Der nachgewachsene Wald beherbergt erstaunlich viel Leben für ein Gebiet, das von einer Millionenmetropole eingeengt ist. Besucher und Parkverwaltung berichten häufig von Büschelohrmarmosetten und Kapuzineraffen entlang der Wege und rund um den Gipfel, dazu Tukane, Tangaren und eine Reihe weiterer Vögel, außerdem Schmetterlinge und gelegentlich Nasenbären oder Faultiere tiefer im Wald. Die Vegetation ist klassischer Atlantischer Regenwald – ein Biom, das selbst stark reduziert und für seine Artenvielfalt hochgeschätzt ist. Wildtiersichtungen sind nie garantiert und wechseln mit der Tageszeit, aber der Punkt bleibt: Ein Aufstieg auf den Corcovado ist ein Spaziergang durch lebendigen Lebensraum, nicht über eine kahle Zufahrtsstraße. Das Füttern der Tiere ist nicht erwünscht – sowohl für ihre Gesundheit als auch für Ihre eigene.

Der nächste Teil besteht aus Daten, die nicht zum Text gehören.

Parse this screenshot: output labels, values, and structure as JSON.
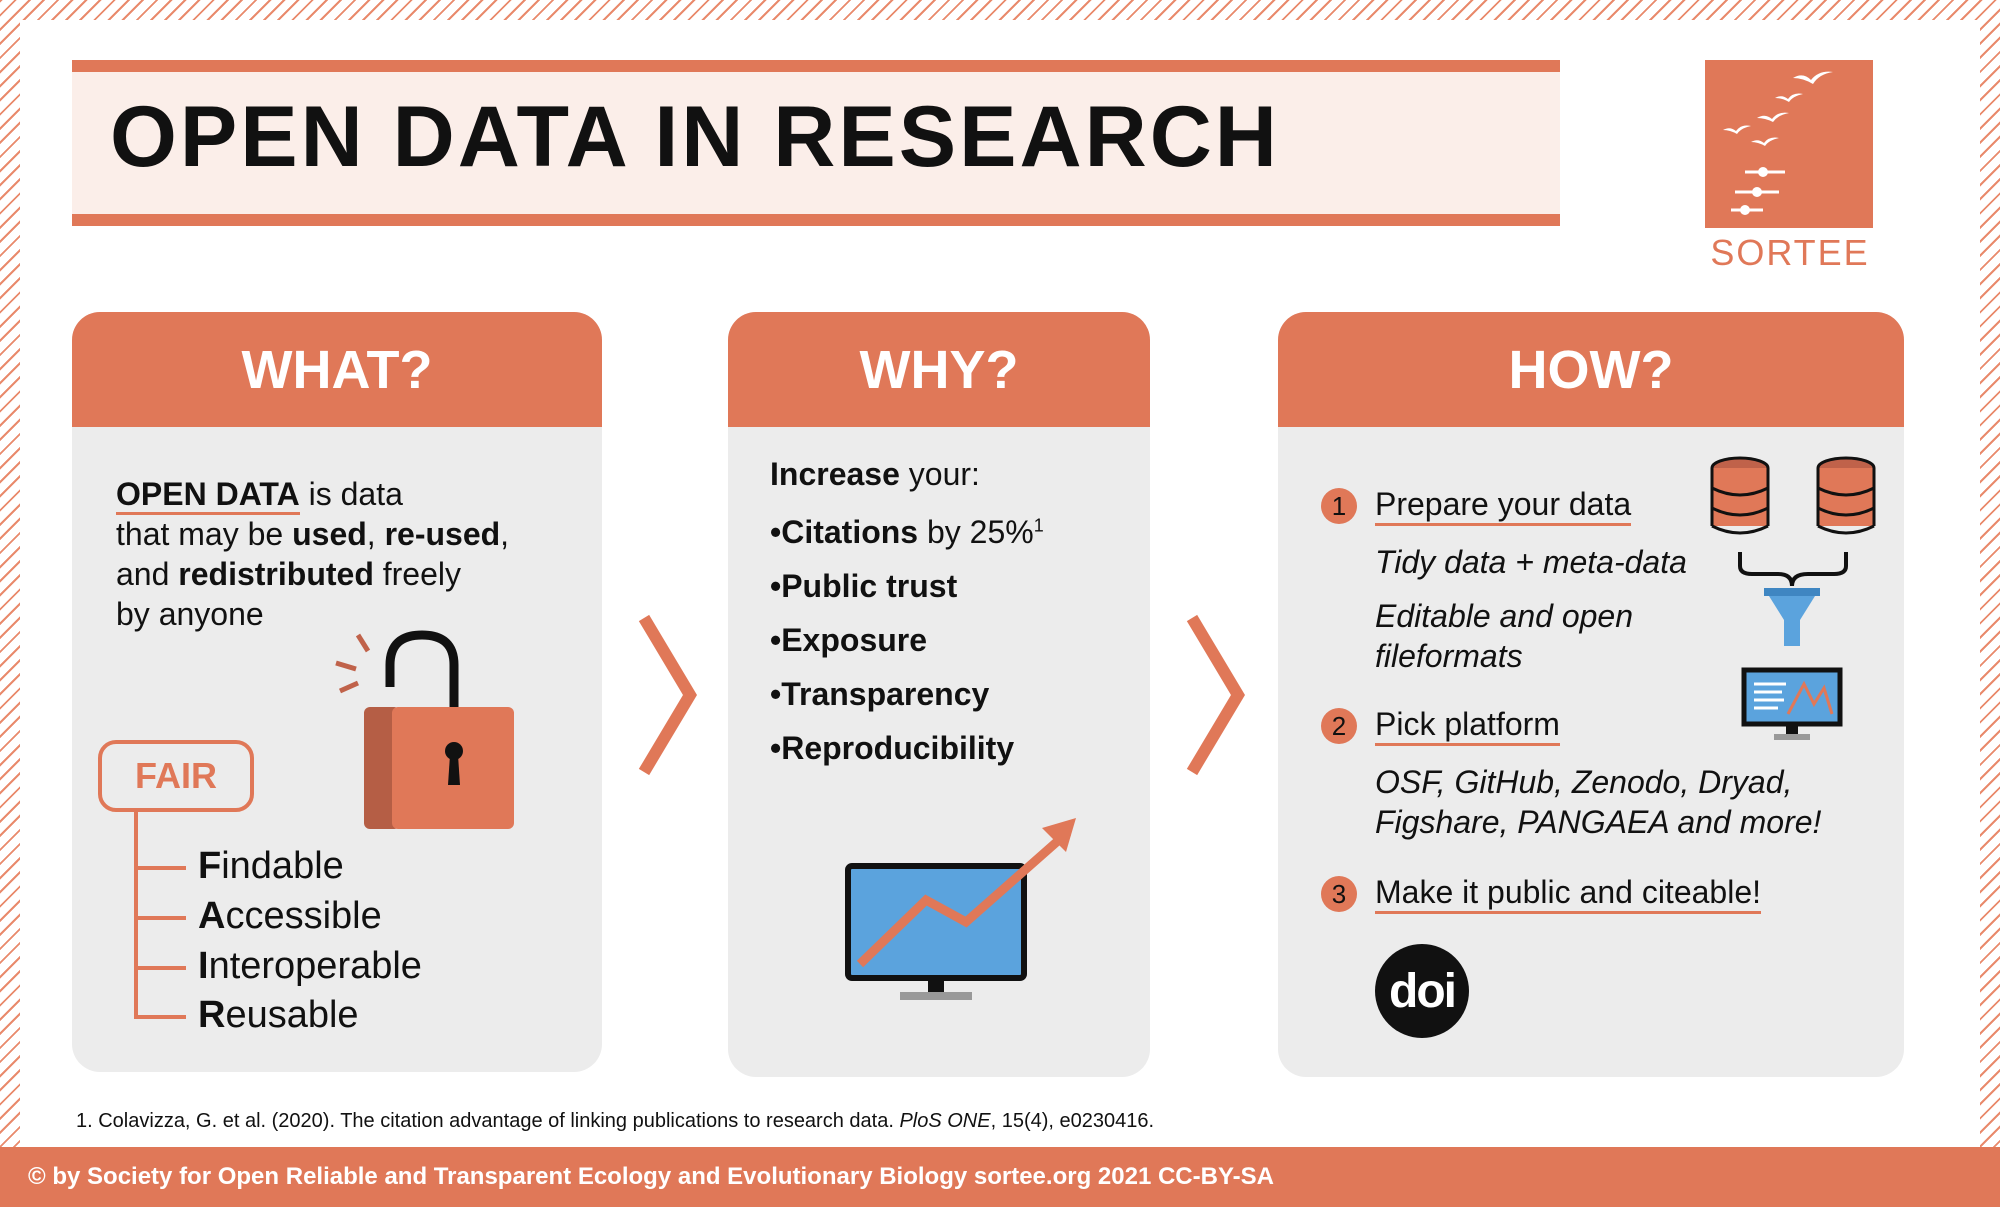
{
  "title": "OPEN DATA IN RESEARCH",
  "logo": {
    "name": "SORTEE"
  },
  "what": {
    "heading": "WHAT?",
    "line1_bold": "OPEN DATA",
    "line1_rest": " is data",
    "line2_pre": "that may be ",
    "line2_b1": "used",
    "line2_mid": ", ",
    "line2_b2": "re-used",
    "line2_post": ",",
    "line3_pre": "and ",
    "line3_b": "redistributed",
    "line3_post": " freely",
    "line4": "by anyone",
    "fair_label": "FAIR",
    "fair": [
      {
        "letter": "F",
        "rest": "indable"
      },
      {
        "letter": "A",
        "rest": "ccessible"
      },
      {
        "letter": "I",
        "rest": "nteroperable"
      },
      {
        "letter": "R",
        "rest": "eusable"
      }
    ]
  },
  "why": {
    "heading": "WHY?",
    "intro_bold": "Increase",
    "intro_rest": " your:",
    "items": [
      {
        "bold": "•Citations",
        "rest": " by 25%",
        "sup": "1"
      },
      {
        "bold": "•Public trust",
        "rest": "",
        "sup": ""
      },
      {
        "bold": "•Exposure",
        "rest": "",
        "sup": ""
      },
      {
        "bold": "•Transparency",
        "rest": "",
        "sup": ""
      },
      {
        "bold": "•Reproducibility",
        "rest": "",
        "sup": ""
      }
    ]
  },
  "how": {
    "heading": "HOW?",
    "steps": [
      {
        "num": "1",
        "label": "Prepare your data"
      },
      {
        "num": "2",
        "label": "Pick platform"
      },
      {
        "num": "3",
        "label": "Make it public and citeable!"
      }
    ],
    "step1_d1": "Tidy data + meta-data",
    "step1_d2": "Editable and open",
    "step1_d3": "fileformats",
    "step2_d1": "OSF, GitHub, Zenodo, Dryad,",
    "step2_d2": "Figshare, PANGAEA and more!",
    "doi_label": "doi"
  },
  "footnote": {
    "text": "1. Colavizza, G. et al. (2020). The citation advantage of linking publications to research data. ",
    "journal": "PloS ONE",
    "rest": ", 15(4), e0230416."
  },
  "footer": "© by Society for Open Reliable and Transparent Ecology and Evolutionary Biology sortee.org 2021 CC-BY-SA",
  "colors": {
    "accent": "#e07858",
    "card": "#ececec",
    "title_bg": "#fbeee9",
    "screen": "#5ba3dd"
  }
}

Wasserfälle, Aussichtspunkte und ruhigere Ecken

Jenseits des Gipfels belohnt der weitere Tijuca-Park jeden, der verweilt. Seine Sektoren beherbergen Wasserfälle, schattige Picknickplätze, koloniale Ruinen und eine Handvoll Aussichtspunkte, die aus Winkeln auf die Stadt zurückblicken, die die meisten Tagesausflügler nie zu sehen bekommen. Das Paineiras-Gebiet auf dem Weg zum Corcovado ist ein natürlicher Haltepunkt mit seinem Besucherzentrum und der Glasplattform am neueren Wanderweg. Wenn die Statue Ihr einziges Ziel ist, werden Sie das meiste davon im Vorbeifahren passieren, aber der Wald ist ein Ziel für sich – und wenn Sie das Denkmal mit ein oder zwei Stunden Erkundung des Parks verbinden, wird aus einem schnellen Fotostopp ein richtiger Vormittag in einem der großen grünen Räume jeder Stadt.

Die Kulisse ist die halbe Miete

Man neigt dazu, Christus der Erlöser als eine Statue zu betrachten, die man sich einfach ansieht – Punkt. Doch ein großer Teil der anhaltenden Wirkung liegt in der Kulisse: eine stilisierte Figur mit ausgebreiteten Armen, die auf einem bewaldeten Granitgipfel steht, über einer Stadt, die zwischen Bergen und Meer eingeklemmt ist. Nimmt man den Wald und die Bucht weg, bricht das Drama in sich zusammen. Die Wiederaufforstung von Tijuca, der Schutz des Berges als Nationalpark und die Platzierung des Denkmals auf seinem höchsten sichtbaren Punkt sind alles Teile derselben Geschichte. Wer zuerst den Wald und den Gipfel versteht, für den wird der Moment, in dem man die Terrasse betritt und sich der Blick öffnet, ungleich eindrucksvoller, als wenn man unvorbereitet ankommt.